– Дуня, – простонал он, – чаю! Но чаю не было, и свет, пугливый и холодный, вползал через окно, выходившее на лестницу, что по ночам пахла котами и еще чем-то, более сложным и отвратительным, да за стеной, где, казалось, и жизни быть не могло, безвременно охрипший голос тянул всем давно надоевшую песнь о бедном и страстном сапожнике:
Тальский курил и каждый окурок еще увеличивал беспорядок в комнате, казавшийся невозможным к исправлению. Книги умных и вечно-нужных стихов, динамометры, новые, как те, ботинки – все свидетельствовало о более сложной умственной жизни, чьи проблески зарождались всегда после проникновенного, вдумчивого слушания лекций и симфоний.
Но, докликавшись горничной, с полчаса Христом-Богом доказывавшей хозяйке, что она не брала ни золотых ложек от Фаберже, ни какой-то старой, мышами изъеденной репы, Тальский оделся.
Ушел, позабыл булавку, вернулся опять, долго искал, дико, злобно ругался. Но вскоре звонил к Е.Н. Мирановой, где, как свой человек, мог бывать всегда по утрам дней для приглашений.
Когда он вошел, еще не было ни тени приготовлений к балу, что должен был основать сияющее здание абсолютного отношения к жизни. И над анфиладой покоев была будничность, подобно тигру, раскинувшему свои лапы.
В гостиной мальчик Дося, отвечая 14-й урок древней истории рассвирепевшему и изнервничавшемуся учителю, произносил нечленораздельные звуки. И вечная сказка о том, что, когда мидийцы впали в ничтожество, у Астиага родился внук Кир, заслонивший собой всю Малую Азию, и что трупы фараонов были прозваны за свою неподвижность мумиями – вызывала у Тальского тихую тошноту и весьма понятную боль в шее.
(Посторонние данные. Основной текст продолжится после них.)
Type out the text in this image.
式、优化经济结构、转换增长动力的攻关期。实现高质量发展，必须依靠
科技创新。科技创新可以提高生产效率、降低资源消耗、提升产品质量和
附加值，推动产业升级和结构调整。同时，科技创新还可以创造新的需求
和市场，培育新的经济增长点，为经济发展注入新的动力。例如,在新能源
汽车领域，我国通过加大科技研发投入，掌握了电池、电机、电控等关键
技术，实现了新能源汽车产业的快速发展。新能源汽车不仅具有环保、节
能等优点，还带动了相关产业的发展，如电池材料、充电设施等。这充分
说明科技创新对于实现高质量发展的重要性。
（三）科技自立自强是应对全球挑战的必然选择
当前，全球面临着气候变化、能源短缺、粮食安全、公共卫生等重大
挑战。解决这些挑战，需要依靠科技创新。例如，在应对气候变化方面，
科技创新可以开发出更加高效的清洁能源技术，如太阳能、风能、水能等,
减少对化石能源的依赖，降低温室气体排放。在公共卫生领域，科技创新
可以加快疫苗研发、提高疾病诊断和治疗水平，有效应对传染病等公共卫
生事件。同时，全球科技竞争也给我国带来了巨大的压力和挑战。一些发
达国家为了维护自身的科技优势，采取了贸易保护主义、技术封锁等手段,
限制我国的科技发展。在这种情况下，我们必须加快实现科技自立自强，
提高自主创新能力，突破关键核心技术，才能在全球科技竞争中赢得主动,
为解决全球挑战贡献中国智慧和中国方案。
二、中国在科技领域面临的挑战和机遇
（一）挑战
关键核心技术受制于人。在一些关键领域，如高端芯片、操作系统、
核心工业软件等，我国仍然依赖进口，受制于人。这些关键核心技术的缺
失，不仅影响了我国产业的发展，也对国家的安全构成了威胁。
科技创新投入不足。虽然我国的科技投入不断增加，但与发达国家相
Вошла Миранова, Елена Николаевна, в растрепанном и донельзя манящем утреннем туалете и с обычной в таких случаях вежливостью пригласила его зайти в 18, по возможности с кем-нибудь, знающим связь между членами Общества Стояния на Перекрестках. Тальскому очень хотелось доказать, что между отдельными членами О.С.Н.П. может существовать и не такая связь, но спохватился и начал прощаться.
День прошел незаметно, в тени, как тихое увядание нездешних цветов среди грез о том, что не проходит, и чего никогда не было. Звуки былого, неизъяснимо-щемящая жуть лиловыми сумерками легли на исстрадавшийся город, что манил огнями, с вышины подобными ожерелью на груди повелительницы мира, богини Истины. И фиолетовое забвение раскинулось над мировой ошибкой людской, и луна недостижимой и спокойной пятирублевкой катилась над садами, где киоски, и мирт, и эхо, и старинная игра вечерних поцелуев.
Когда, в 17 часов, Тальский последний раз зашел в свою комнату – в воздухе носился запах духов и далекой тысячи любовников, письменный стол был бесцельно завален интимным и милым женским бельем, ботинки его, как те, были опрокинуты, и на постели сидела его жена, Зина Дорн.
Он не хотел догадываться, перебралась ли она к нему совсем; напрасно со свойственным ему обаятельным красноречием (он сам мог быть таким) мысленно называл ее великолепнейшим и абсолютным ничтожеством, последней женщиной на улице мира, неизлечимой и зловонной язвой бесконечности – она спокойно высказала свою главную мысль – идти вместе к Мирановой.